An education loan is a loan taken to help pay for an education, usually at a college or trade school, but may also be used to pay for private schools or prep schools as well. These loans are available in several different types.
These are student loans, parent loans and private loans. Loans are also either guaranteed or unguaranteed. Student and parent loans are most likely to be guaranteed by the government, though many agencies work for the government in this respect. Unguaranteed or unsubsidized loans are usually from private lenders only, and usually can only be obtained if one has a good credit score or significant equity.
The student loan is usually the best choice education loan for a student whose parents cannot pay for his or her education.

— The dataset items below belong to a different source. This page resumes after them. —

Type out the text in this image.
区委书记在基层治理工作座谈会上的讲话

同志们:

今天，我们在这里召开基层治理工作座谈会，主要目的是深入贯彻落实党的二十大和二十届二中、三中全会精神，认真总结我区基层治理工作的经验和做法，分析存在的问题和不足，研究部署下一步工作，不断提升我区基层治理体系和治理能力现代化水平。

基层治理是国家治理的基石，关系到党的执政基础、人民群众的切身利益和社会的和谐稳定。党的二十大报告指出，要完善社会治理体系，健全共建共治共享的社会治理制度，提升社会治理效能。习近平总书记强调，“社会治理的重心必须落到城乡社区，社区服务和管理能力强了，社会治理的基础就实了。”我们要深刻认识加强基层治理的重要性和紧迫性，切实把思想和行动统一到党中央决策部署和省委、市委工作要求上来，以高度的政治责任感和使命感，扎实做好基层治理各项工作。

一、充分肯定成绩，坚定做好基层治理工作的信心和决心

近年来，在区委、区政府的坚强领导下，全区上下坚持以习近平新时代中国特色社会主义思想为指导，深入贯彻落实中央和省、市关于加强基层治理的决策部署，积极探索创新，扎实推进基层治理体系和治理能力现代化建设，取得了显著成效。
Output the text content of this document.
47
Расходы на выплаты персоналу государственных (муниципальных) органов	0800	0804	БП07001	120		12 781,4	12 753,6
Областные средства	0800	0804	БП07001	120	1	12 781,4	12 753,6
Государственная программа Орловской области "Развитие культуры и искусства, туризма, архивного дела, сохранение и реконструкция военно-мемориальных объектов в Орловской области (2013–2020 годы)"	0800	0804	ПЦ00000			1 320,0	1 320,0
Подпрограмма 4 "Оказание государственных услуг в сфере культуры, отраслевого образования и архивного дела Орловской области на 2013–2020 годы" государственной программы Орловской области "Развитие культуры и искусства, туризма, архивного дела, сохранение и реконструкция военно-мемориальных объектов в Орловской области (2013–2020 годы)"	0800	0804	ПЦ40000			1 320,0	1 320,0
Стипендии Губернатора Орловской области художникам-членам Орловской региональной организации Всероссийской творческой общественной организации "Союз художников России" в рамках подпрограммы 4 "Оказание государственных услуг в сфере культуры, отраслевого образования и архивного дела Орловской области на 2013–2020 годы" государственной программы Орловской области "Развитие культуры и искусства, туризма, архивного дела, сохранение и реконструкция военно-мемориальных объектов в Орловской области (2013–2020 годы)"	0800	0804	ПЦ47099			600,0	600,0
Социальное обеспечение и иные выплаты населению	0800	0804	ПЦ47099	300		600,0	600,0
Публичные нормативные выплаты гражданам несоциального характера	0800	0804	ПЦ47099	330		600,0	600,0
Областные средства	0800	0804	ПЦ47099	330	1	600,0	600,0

While the student remains in school, interest on this type of loan accrues and is paid for by the government. When the student stops attending school, the loan is usually paid off in payments. These payments can be quite large if the loan is large, so students should borrow only what they need.
A parent education loan is a good choice for parents who don’t want their children to end their college career in debt. These can also be guaranteed, meaning that parents don’t necessarily have to have great credit scores to get a loan. Unlike the student loan, parents usually begin payments right away. Interest rates tend to be relatively low, but a longer repayment schedule means paying quite a bit of interest.
The private education loan almost always requires good credit. Many people use the equity in their house to take out such a loan. Unlike the parent and student education loan, the private loan is not usually need based. Often when students apply for financial aid, they are told they, or their parents, make too much money to qualify. In these cases, those who do not have the money upfront to pay school costs may use equity to obtain loans.
The federal government does not guarantee the private education loan, and payments usually begin on the loan right away. These loans usually have the highest interest rates, as well. If they are taken as part of refinancing a home, they may be more economical. Some adults who work and re-enter school also find themselves needing to take out a private education loan, since they cannot qualify for any other type of loan. Most have to remain working, at least part time, in order to make payments.
Because students frequently leave college heavily burdened with debt, it is important to consider how much of a loan one really needs. The less debt contracted, the better. Before applying for an education loan, evaluate the other types of aid that may be available. There are numerous scholarships that go unclaimed each year because no one applies for them. Research into scholarships that are not need-based can often help defer some college expenses, lessening the amount one needs to borrow.